Fica prejudicada a apreciação da questão da nulidade da sentença face à anulação da mesma.

IV. Decisão
Pelo exposto, acorda-se em julgar procedente a apelação, revogando-se a sentença recorrida e determinando-se a prossecução dos autos com notificação à ré, aqui recorrente, para proceder ao pagamento da multa a que alude o art. 145º, nº 6, pela apresentação da contestação, após o que se observarão os trâmites legais subsequentes.
Custas pela parte vencida a final.

Porto, 20-10-2014
Rui Penha - relator
Maria José Costa Pinto
João Nunes
__________________
[1] Alterada e republicada pela Lei nº 47/2007, de 28 de Agosto.
[2] Proc. n.º 400/11.0TTSTR.E1, relator João Luís Nunes (aqui adjunto), acessível em www.degsi.pt/jtre.

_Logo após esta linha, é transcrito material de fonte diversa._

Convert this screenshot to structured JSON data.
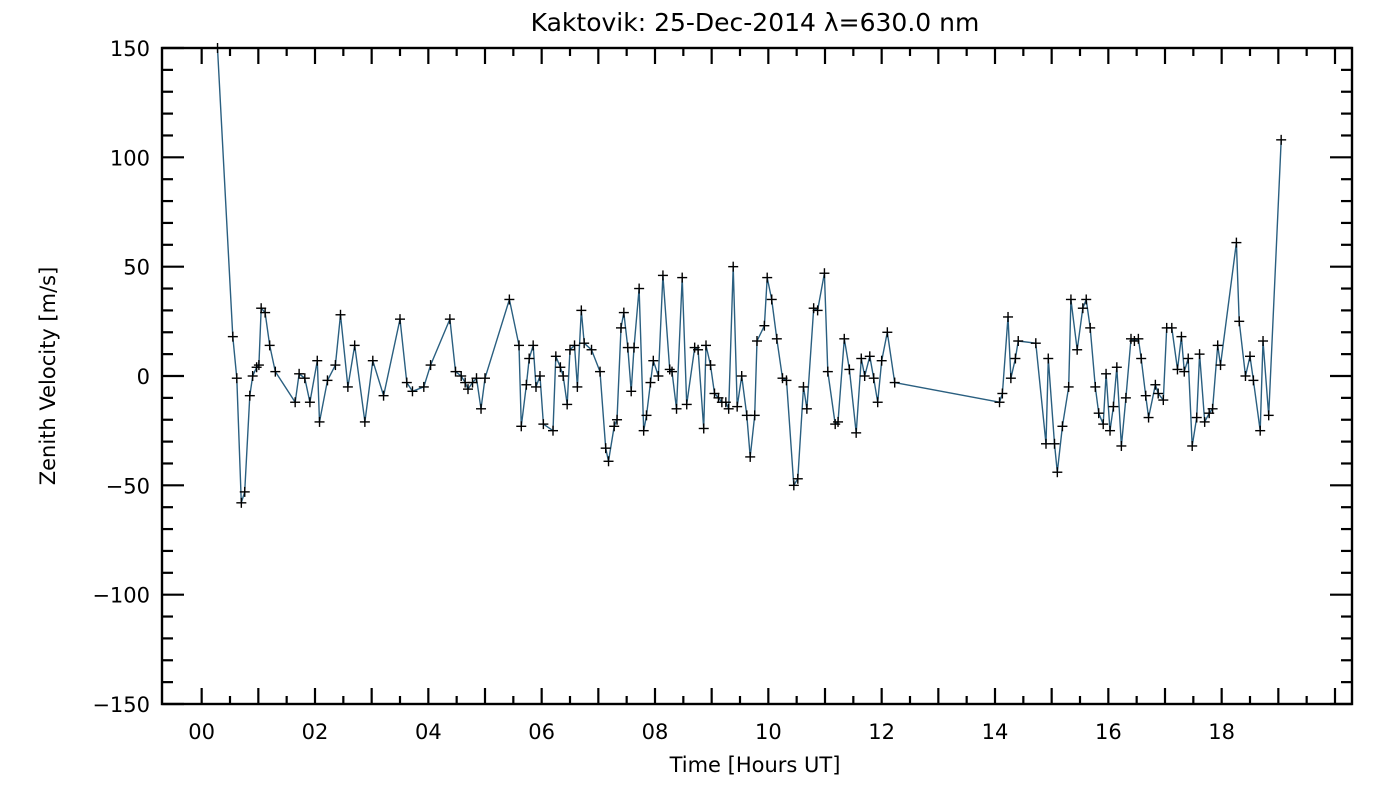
{
  "chart_data": {
    "type": "line",
    "title": "Kaktovik: 25-Dec-2014 λ=630.0 nm",
    "xlabel": "Time [Hours UT]",
    "ylabel": "Zenith Velocity [m/s]",
    "xlim": [
      -0.7,
      20.3
    ],
    "ylim": [
      -150,
      150
    ],
    "xticks": [
      0,
      2,
      4,
      6,
      8,
      10,
      12,
      14,
      16,
      18
    ],
    "xtick_labels": [
      "00",
      "02",
      "04",
      "06",
      "08",
      "10",
      "12",
      "14",
      "16",
      "18"
    ],
    "yticks": [
      150,
      100,
      50,
      0,
      -50,
      -100,
      -150
    ],
    "ytick_labels": [
      "150",
      "100",
      "50",
      "0",
      "−100",
      "−150"
    ],
    "ytick_labels_full": [
      "150",
      "100",
      "50",
      "0",
      "−50",
      "−100",
      "−150"
    ],
    "grid": false,
    "line_color": "#2a5f80",
    "marker": "+",
    "series": [
      {
        "points": [
          [
            0.28,
            150
          ],
          [
            0.55,
            18
          ],
          [
            0.62,
            -1
          ],
          [
            0.7,
            -58
          ],
          [
            0.76,
            -53
          ],
          [
            0.85,
            -9
          ],
          [
            0.9,
            0
          ],
          [
            0.97,
            4
          ],
          [
            1.01,
            5
          ],
          [
            1.05,
            31
          ],
          [
            1.12,
            29
          ],
          [
            1.2,
            14
          ],
          [
            1.3,
            2
          ],
          [
            1.65,
            -12
          ],
          [
            1.72,
            1
          ],
          [
            1.82,
            -1
          ],
          [
            1.91,
            -12
          ],
          [
            2.04,
            7
          ],
          [
            2.08,
            -21
          ],
          [
            2.22,
            -2
          ],
          [
            2.36,
            5
          ],
          [
            2.45,
            28
          ],
          [
            2.58,
            -5
          ],
          [
            2.7,
            14
          ],
          [
            2.88,
            -21
          ],
          [
            3.02,
            7
          ],
          [
            3.21,
            -9
          ],
          [
            3.5,
            26
          ],
          [
            3.62,
            -3
          ],
          [
            3.72,
            -7
          ],
          [
            3.92,
            -5
          ],
          [
            4.04,
            5
          ],
          [
            4.38,
            26
          ],
          [
            4.48,
            2
          ],
          [
            4.58,
            0
          ],
          [
            4.65,
            -3
          ],
          [
            4.7,
            -6
          ],
          [
            4.78,
            -3
          ],
          [
            4.85,
            -1
          ],
          [
            4.93,
            -15
          ],
          [
            5.0,
            -1
          ],
          [
            5.43,
            35
          ],
          [
            5.6,
            14
          ],
          [
            5.64,
            -23
          ],
          [
            5.73,
            -4
          ],
          [
            5.78,
            8
          ],
          [
            5.85,
            14
          ],
          [
            5.9,
            -5
          ],
          [
            5.97,
            0
          ],
          [
            6.03,
            -22
          ],
          [
            6.2,
            -25
          ],
          [
            6.25,
            9
          ],
          [
            6.33,
            4
          ],
          [
            6.38,
            0
          ],
          [
            6.45,
            -13
          ],
          [
            6.5,
            12
          ],
          [
            6.58,
            14
          ],
          [
            6.63,
            -5
          ],
          [
            6.7,
            30
          ],
          [
            6.75,
            15
          ],
          [
            6.88,
            12
          ],
          [
            7.03,
            2
          ],
          [
            7.13,
            -33
          ],
          [
            7.18,
            -39
          ],
          [
            7.28,
            -23
          ],
          [
            7.33,
            -20
          ],
          [
            7.4,
            22
          ],
          [
            7.45,
            29
          ],
          [
            7.52,
            13
          ],
          [
            7.58,
            -7
          ],
          [
            7.63,
            13
          ],
          [
            7.72,
            40
          ],
          [
            7.8,
            -25
          ],
          [
            7.85,
            -18
          ],
          [
            7.92,
            -3
          ],
          [
            7.97,
            7
          ],
          [
            8.06,
            0
          ],
          [
            8.14,
            46
          ],
          [
            8.26,
            3
          ],
          [
            8.3,
            2
          ],
          [
            8.38,
            -15
          ],
          [
            8.48,
            45
          ],
          [
            8.56,
            -13
          ],
          [
            8.7,
            13
          ],
          [
            8.76,
            12
          ],
          [
            8.86,
            -24
          ],
          [
            8.9,
            14
          ],
          [
            8.98,
            5
          ],
          [
            9.05,
            -8
          ],
          [
            9.12,
            -10
          ],
          [
            9.18,
            -12
          ],
          [
            9.25,
            -12
          ],
          [
            9.3,
            -15
          ],
          [
            9.38,
            50
          ],
          [
            9.45,
            -14
          ],
          [
            9.53,
            0
          ],
          [
            9.62,
            -18
          ],
          [
            9.68,
            -37
          ],
          [
            9.76,
            -18
          ],
          [
            9.8,
            16
          ],
          [
            9.93,
            23
          ],
          [
            9.98,
            45
          ],
          [
            10.06,
            35
          ],
          [
            10.15,
            17
          ],
          [
            10.25,
            -1
          ],
          [
            10.32,
            -2
          ],
          [
            10.45,
            -50
          ],
          [
            10.52,
            -47
          ],
          [
            10.62,
            -5
          ],
          [
            10.68,
            -15
          ],
          [
            10.8,
            31
          ],
          [
            10.87,
            30
          ],
          [
            10.99,
            47
          ],
          [
            11.05,
            2
          ],
          [
            11.18,
            -22
          ],
          [
            11.23,
            -21
          ],
          [
            11.34,
            17
          ],
          [
            11.43,
            3
          ],
          [
            11.55,
            -26
          ],
          [
            11.64,
            8
          ],
          [
            11.7,
            0
          ],
          [
            11.79,
            9
          ],
          [
            11.86,
            -1
          ],
          [
            11.93,
            -12
          ],
          [
            12.0,
            7
          ],
          [
            12.1,
            20
          ],
          [
            12.23,
            -3
          ],
          [
            14.08,
            -12
          ],
          [
            14.13,
            -8
          ],
          [
            14.23,
            27
          ],
          [
            14.28,
            -1
          ],
          [
            14.36,
            8
          ],
          [
            14.41,
            16
          ],
          [
            14.72,
            15
          ],
          [
            14.9,
            -31
          ],
          [
            14.94,
            8
          ],
          [
            15.05,
            -31
          ],
          [
            15.1,
            -44
          ],
          [
            15.19,
            -23
          ],
          [
            15.3,
            -5
          ],
          [
            15.34,
            35
          ],
          [
            15.45,
            12
          ],
          [
            15.55,
            31
          ],
          [
            15.61,
            35
          ],
          [
            15.68,
            22
          ],
          [
            15.77,
            -5
          ],
          [
            15.83,
            -17
          ],
          [
            15.91,
            -22
          ],
          [
            15.96,
            1
          ],
          [
            16.03,
            -25
          ],
          [
            16.09,
            -14
          ],
          [
            16.15,
            4
          ],
          [
            16.23,
            -32
          ],
          [
            16.31,
            -10
          ],
          [
            16.4,
            17
          ],
          [
            16.46,
            16
          ],
          [
            16.53,
            17
          ],
          [
            16.58,
            8
          ],
          [
            16.66,
            -9
          ],
          [
            16.71,
            -19
          ],
          [
            16.83,
            -4
          ],
          [
            16.88,
            -8
          ],
          [
            16.97,
            -11
          ],
          [
            17.03,
            22
          ],
          [
            17.12,
            22
          ],
          [
            17.22,
            3
          ],
          [
            17.29,
            18
          ],
          [
            17.34,
            2
          ],
          [
            17.41,
            8
          ],
          [
            17.48,
            -32
          ],
          [
            17.56,
            -19
          ],
          [
            17.61,
            10
          ],
          [
            17.7,
            -21
          ],
          [
            17.78,
            -17
          ],
          [
            17.84,
            -15
          ],
          [
            17.93,
            14
          ],
          [
            17.98,
            5
          ],
          [
            18.26,
            61
          ],
          [
            18.31,
            25
          ],
          [
            18.42,
            0
          ],
          [
            18.5,
            9
          ],
          [
            18.56,
            -2
          ],
          [
            18.68,
            -25
          ],
          [
            18.73,
            16
          ],
          [
            18.83,
            -18
          ],
          [
            19.05,
            108
          ]
        ]
      }
    ]
  }
}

[3] Vejam-se Almeida Costa, Direito das Obrigações, 8ª edição. Coimbra: Coimbra Editora, 2000, pág. 93, Vaz Serra, no B.M.J. nº 74, pág. 45, e Antunes Varela, na Colectânea, ano XI, tomo 3º, pág. 13, e ano XII, tomo 4º, pág. 28.
[4] Baptista Machado, Tutela de Confiança e Venire Contra Factum Proprium, na Rev. de Legislação e Jurisprudência, ano 117º, pág. 363.
[5] Para além dos já referidos, veja-se Manuel de Andrade, Teoria Geral das Obrigações, com a colaboração de Rui de Alarcão, 3ª edição, Coimbra: Almedina, 1966, pág. 63, Pires de Lima e Antunes Varela, Código Civil Anotado, Vol. I, 4ª edição, Coimbra: Coimbra Editora, 1984, pág. 298, e Antunes Varela, na Rev. de Legislação e Jurisprudência” ano 114º, pág. 75.